Ünlüleri yayından atıyorlar

Peki, televizyoncular ne yaptı? En iyi bildiği şeyi... Görmezden geldi, “Onları kaç kişi izliyor ki, bir kere bu işin ekonomisi yok” dediler. Sayı büyüdükçe büyüdü, pazar akşamı 127 bin kişi izledi onları... Her akşam bir marka mutlaka ürün yerleştirme yapıyor Mücbir Sebepler yayınına... Çok ciddi markalardan bahsediyorum. Televizyon neden artık eskisi kadar reklam alamıyor, çünkü alım gücü olan izleyiciyi de kaybetti. Eski bakış açısı ekrana izleyici getirdi belki ama reklam verenin hedef kitlesini başka mecralara yönlendirdi.

Dönelim Mücbir Sebeplere... Ünlü olmak bu yayında atılmak için kullanılan bir malzeme... Yani matik avına çıkıp ünlüleri yayından atıyorlar. Kimseye ünlü diye aşırı ilgi yok, genellikle insanlıklarıyla ilgileniyor. Herkes fazlasıyla saçma o nedenle bu yayında... Kimse üzerine yapıştırılmış etiketlerini kullanma şansına da sahip değil zaten!

Gülben Ergen’den Zeynep Bastık’a...

Neyse konumuz pazar akşamı yaptıkları Bayram Özel yayını... “Helal olsuuuuuunnn” diyorum. Çünkü bu ülkede yayın yapan TRT 1, Show TV, atv, Kanal D, TV8, Star TV ve Fox TV gibi 7 büyük televizyon kanalı 70 gündür karantinada olan, bu bayramda sokağa çıkma yasağı nedeniyle ilk defa ailesinden uzak kalan ve depresyonun eşiğindeki Türk halkına, tekrar diziler ve filmler, eski programlarla hiç önem vermeyerek, en önemli görevi olan eğlendirmeyi de unuttu.

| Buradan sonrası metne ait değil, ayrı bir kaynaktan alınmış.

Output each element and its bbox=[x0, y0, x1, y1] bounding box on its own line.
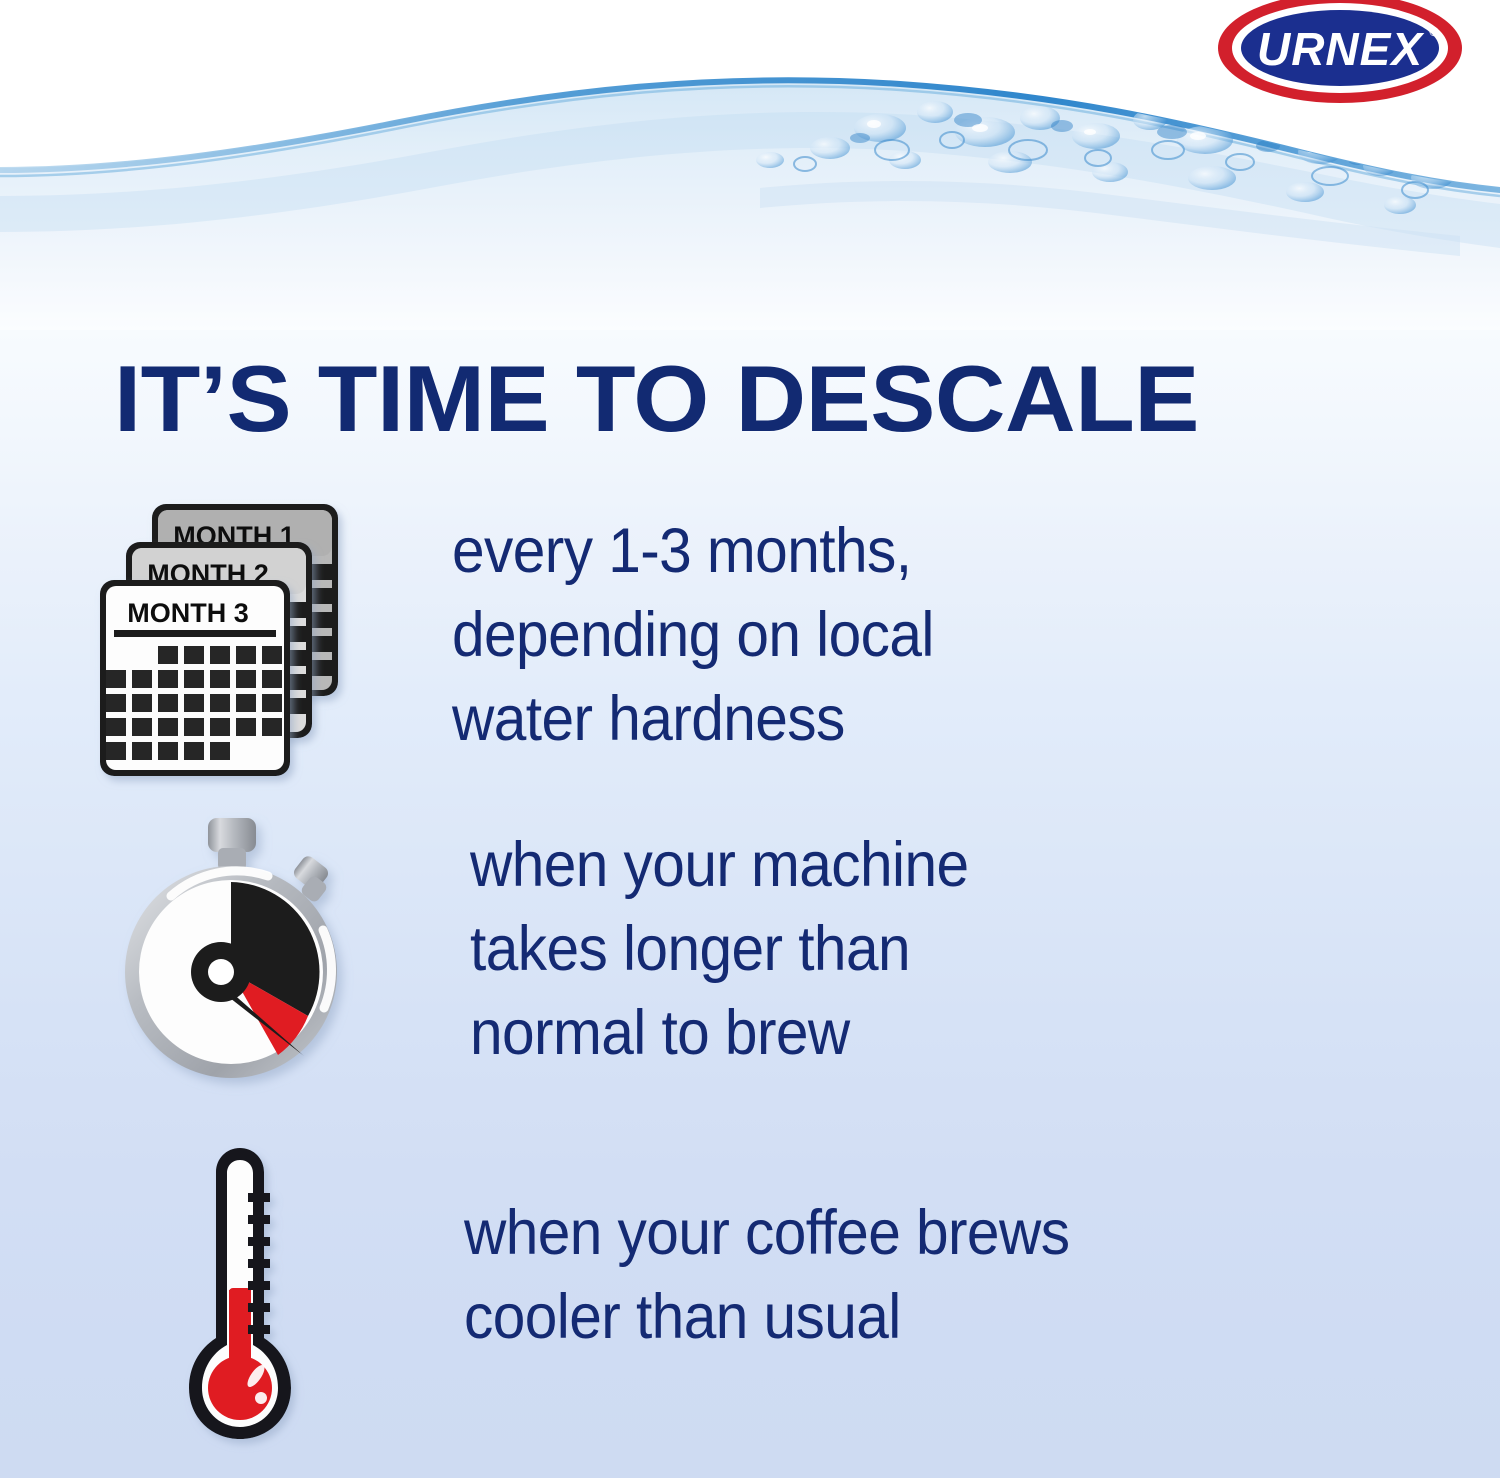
reason-text-calendar: every 1-3 months, depending on local wat… bbox=[452, 510, 934, 761]
calendar-month-3-label: MONTH 3 bbox=[127, 598, 249, 628]
urnex-logo[interactable]: URNEX ® bbox=[1216, 0, 1464, 110]
reason-text-stopwatch: when your machine takes longer than norm… bbox=[470, 824, 969, 1075]
reason-row-thermometer: when your coffee brews cooler than usual bbox=[176, 1142, 1115, 1442]
calendar-stack-graphic: MONTH 1 MONTH 2 bbox=[96, 498, 358, 780]
urnex-logo-mark: URNEX ® bbox=[1216, 0, 1464, 110]
logo-wordmark: URNEX bbox=[1257, 23, 1424, 75]
calendar-month-3: MONTH 3 bbox=[100, 580, 290, 776]
reason-row-calendar: MONTH 1 MONTH 2 bbox=[96, 498, 970, 780]
thermometer-icon bbox=[176, 1142, 304, 1442]
stopwatch-icon bbox=[118, 812, 360, 1084]
thermometer-mercury bbox=[229, 1290, 251, 1390]
reason-text-thermometer: when your coffee brews cooler than usual bbox=[464, 1192, 1069, 1360]
thermometer-mercury-cap bbox=[229, 1288, 251, 1296]
page-title: IT’S TIME TO DESCALE bbox=[114, 352, 1466, 446]
logo-registered-mark: ® bbox=[1429, 24, 1439, 39]
stopwatch-crown bbox=[208, 818, 256, 870]
calendar-header-rule bbox=[114, 630, 276, 637]
calendar-stack-icon: MONTH 1 MONTH 2 bbox=[96, 498, 358, 780]
thermometer-graphic bbox=[176, 1142, 304, 1442]
reason-row-stopwatch: when your machine takes longer than norm… bbox=[118, 812, 1006, 1084]
stopwatch-graphic bbox=[118, 812, 360, 1084]
descale-infographic-poster: URNEX ® IT’S TIME TO DESCALE MONTH 1 bbox=[0, 0, 1500, 1478]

Evde canları sıkılan iki arkadaşın “Birlikte eğlenelim” diye başlattıkları Instagram canlı yayınında ise bize adeta eski bayramların tadını yaşattılar. Kimler gelip şarkı söylemedi ya da dans etmedi ki Mücbir Sebepler Bayram Özel’in bir saatlik yayınında... Sarp Apak, Zeynep Bastık, Evrencan Gündüz, Gülben Ergen, Kuşum Aydın, İrem Derici, Edis, Şebnem Bozoklu, Ezgi Mola, Enis Arıkan, Boran Kuzum, Meriç Aral, Serkan Keskin, İlhan Erşahin, Gülinler, oryantal Didem, Azeri şarkıcı Günel, Fırat Çelik ve yeğeni Ozi, Alican Yücesoy, Hasibe Eren ve Hazal Kaya... Üstelik herkes şarkının yarısında atılacağını bile bile süslenmişti. Burada mesele Bartu ve Melikşah’a övgü değil, onların ve katılanların izleyiciye gösterdiği saygı...

Küçük esnafa yayını açtılar

Melikşah’ın tabiriyle hiç hazırlanmadıkları ve ünlülere sırtlarını dayadıkları bu yayınla bile gözümden yaşlar gelene kadar güldüm ve evdeki hapis hayatımı unuttuğum akşamlarımdan biriydi. Ama bence yaptıkları en şık hareket bu değildi. Her akşam reklam almalarına rağmen bayram yayınında bir markayla anlaşma yapmayıp “Küçük esnafa yayınımızı açıyoruz” dediler ve yayın boyunca isteyen herkes markasını tanıttı. Bir sürü markanın da adını okudular. Bu o kadar şık bir hareketti ki, herkesin umudunu kaybettiği böylesine zorlu bir dönemde siz iki arkadaş eğlenmediniz, izleyicilere neşe verip Türk televizyonculuğunun eski ve yok yok demekten başka bir şey bilmeyen bakış açısına, otoritenin her an izlendiğimizi hatırlattığı, korkuttuğu ve her şeye müdahale ettiği bir duruma tepkinizi koyarak bir sistemin sonunu getirmek için adım attınız, bilmem farkında mısınız?